Eggs have long been potent symbols of life, fertility, sexuality, femininity, and cyclical nature across artistic disciplines, from Sarah Lucas’s Self-Portrait with Fried Eggs—on her chest as breasts, to Björk’s music video Venus as a Boy in which she fondles and cooks eggs suggestively in reference to Bataille’s Story of the Eye, and Petrit Halilaj and Álvaro Urbano’s egg-shaped moon sculpture in Lunar Ensemble for Uprising Seas, to name just a few.
Velandia extends feminist performance art tropes and eggs’ inclusion in erotica and as objects and metaphors for reproduction, sensuality, and cycles. Toward the end of the show, she gradually retrieves an egg wrapped in a condom from her vagina. She plays with it, licking and circling it in her mouth before it cracks. The globular interior spills down her body onto the plinth, the shell destined for her growing collection.
Through their power and fragility, eggs move between bodily and external spaces—as food, in menstrual cycles, and planetary rhythms. Velandia connects to human reproduction through the egg emerging from inside her and by telling us that a fertilised human egg is her—our—origin(s).
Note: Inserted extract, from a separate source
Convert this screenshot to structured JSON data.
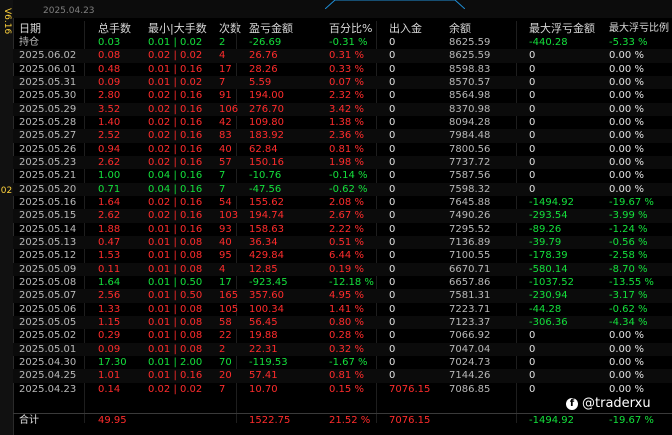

I am, at first, most captivated by Velandia’s duet with an egg on a low, dark glass platform. She carefully folds and spirals her body with deliberate, thick movement, the egg rolling through creases and curves on her bare skin. Then the egg falls, I think by accident, in the precarity of the dance. It bounces: it’s fake or maybe boiled, unlike the uncracked chicken and shellless human eggs inside her. The tension I’d felt—imbued by the perceived fragility and virtuosity of the interaction—vanishes. The act is reduced here without the egg’s raw material reality, inherent fragility, and implications—the performance shifts, and it is less about protection and nurture and more about showing us her relation to eggs. Though Velandia draws inspiration from the richness of these elemental, transforming objects, I am left with the feeling that her care about eggs has been performed for us as affect rather than producing affect in me, lending to prescription rather than transformation.
No More Eggs for Breakfast by Dalia Velandia has been presented at Uferstudios on 13 and 14 December 2024.